3. And, I suppose generally, how would homemade soaps "react with" young children?


    1. Yes. AFAIK, the reaction produces only glycerine and soap. There are no other by-products that have to be disposed of or that could potentially harm the environment.
    There are the starting materials to be taken into account - you can't get away from the fact that you need lye. I confess I don't know what is the environmental impact of industrial lye production. You could make your own starting from wood ashes and water, but I don't think I would want to use the end result for babies' clothes. The choice of oils/fats also comes into it - but you can choose those to suit your conscience / pocket.
    2. IMO yes - see next answer.
    3. From my own experience, I had to stop using fabric conditioner as it made me itch. I now find I am also quite sensitive to the perfumes and other ingredients in most detergents. if I walk down the detergent aisle in a supermarket, I find my eyes start to stream and I can't stop sneezing. This doesn't happen with the "green" detergents and I have no sensitivity to the home-made soap, but I find that the soap washes better than Ecover or whatever.


The homemade soap does involve a bit of faff, but I would say the environmental impact is way, way lower than any commercially produced detergent.
Blue Peter

Judith wrote:
3. From my own experience, I had to stop using fabric conditioner as it made me itch. I now find I am also quite sensitive to the perfumes and other ingredients in most detergents. if I walk down the detergent aisle in a supermarket, I find my eyes start to stream and I can't stop sneezing.

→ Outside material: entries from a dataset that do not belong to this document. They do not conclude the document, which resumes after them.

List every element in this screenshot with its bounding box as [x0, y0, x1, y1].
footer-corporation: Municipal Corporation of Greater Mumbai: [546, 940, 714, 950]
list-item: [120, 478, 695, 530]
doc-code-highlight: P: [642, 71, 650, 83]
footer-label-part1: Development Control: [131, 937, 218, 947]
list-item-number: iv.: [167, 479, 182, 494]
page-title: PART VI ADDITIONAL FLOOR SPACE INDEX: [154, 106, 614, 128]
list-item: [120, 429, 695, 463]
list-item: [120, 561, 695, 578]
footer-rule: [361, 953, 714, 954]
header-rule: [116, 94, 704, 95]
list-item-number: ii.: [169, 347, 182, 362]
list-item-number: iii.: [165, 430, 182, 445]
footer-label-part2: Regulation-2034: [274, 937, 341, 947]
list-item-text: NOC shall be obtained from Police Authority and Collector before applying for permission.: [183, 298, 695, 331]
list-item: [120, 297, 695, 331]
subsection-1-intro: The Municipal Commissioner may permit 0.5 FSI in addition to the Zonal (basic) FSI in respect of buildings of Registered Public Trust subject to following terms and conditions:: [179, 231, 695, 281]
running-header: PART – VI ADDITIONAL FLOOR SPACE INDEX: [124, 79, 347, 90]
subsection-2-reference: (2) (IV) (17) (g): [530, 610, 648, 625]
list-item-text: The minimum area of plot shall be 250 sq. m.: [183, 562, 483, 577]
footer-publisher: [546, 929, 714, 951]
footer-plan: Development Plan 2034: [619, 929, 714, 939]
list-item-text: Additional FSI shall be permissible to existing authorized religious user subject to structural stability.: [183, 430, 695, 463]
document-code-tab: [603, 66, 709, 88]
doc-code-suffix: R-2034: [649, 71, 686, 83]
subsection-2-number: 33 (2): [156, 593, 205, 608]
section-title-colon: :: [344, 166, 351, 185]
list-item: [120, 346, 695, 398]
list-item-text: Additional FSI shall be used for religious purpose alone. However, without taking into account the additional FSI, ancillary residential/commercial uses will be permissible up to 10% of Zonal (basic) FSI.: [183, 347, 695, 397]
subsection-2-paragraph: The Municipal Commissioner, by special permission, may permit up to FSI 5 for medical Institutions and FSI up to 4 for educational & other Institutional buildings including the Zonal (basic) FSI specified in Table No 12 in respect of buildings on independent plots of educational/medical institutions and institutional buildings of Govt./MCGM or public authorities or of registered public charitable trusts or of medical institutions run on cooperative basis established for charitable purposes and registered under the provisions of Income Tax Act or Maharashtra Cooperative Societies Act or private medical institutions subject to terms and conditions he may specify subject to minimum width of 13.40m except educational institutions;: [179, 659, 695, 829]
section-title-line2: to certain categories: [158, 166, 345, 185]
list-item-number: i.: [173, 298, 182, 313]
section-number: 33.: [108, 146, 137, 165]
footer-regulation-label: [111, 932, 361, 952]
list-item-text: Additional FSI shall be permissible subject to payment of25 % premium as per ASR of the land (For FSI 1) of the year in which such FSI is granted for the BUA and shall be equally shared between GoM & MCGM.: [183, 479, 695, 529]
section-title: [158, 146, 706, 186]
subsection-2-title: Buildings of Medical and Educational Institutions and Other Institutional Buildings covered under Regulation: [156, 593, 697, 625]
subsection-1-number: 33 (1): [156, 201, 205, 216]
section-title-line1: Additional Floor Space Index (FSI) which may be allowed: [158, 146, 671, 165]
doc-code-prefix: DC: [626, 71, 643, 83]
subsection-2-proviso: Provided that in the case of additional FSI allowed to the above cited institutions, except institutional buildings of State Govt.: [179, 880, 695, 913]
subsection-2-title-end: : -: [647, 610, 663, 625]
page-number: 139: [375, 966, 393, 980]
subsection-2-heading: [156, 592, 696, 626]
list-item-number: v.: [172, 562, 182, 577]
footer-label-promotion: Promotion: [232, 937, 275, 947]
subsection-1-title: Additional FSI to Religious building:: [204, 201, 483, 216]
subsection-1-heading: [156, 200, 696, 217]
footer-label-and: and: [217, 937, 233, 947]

This doesn't happen with the "green" detergents and I have no sensitivity to the home-made soap, but I find that the soap washes better than Ecover or whatever.[/list]



Cheers for that. As a general question, what's the difference between detergents and soaps? and why do industrail companies make the latter and not the former?


Peter.
2steps

when I grate my soap is it safe to use our normal food grater or should I buy another one to use?
sally_in_wales

Should be fine, just give it an extra good wash or next time you grate cheese it might taste funny!
2steps

thankyou.
giraffe

I really want to have a go at making this. Does anyone know if the recipe will work for hot processing as well?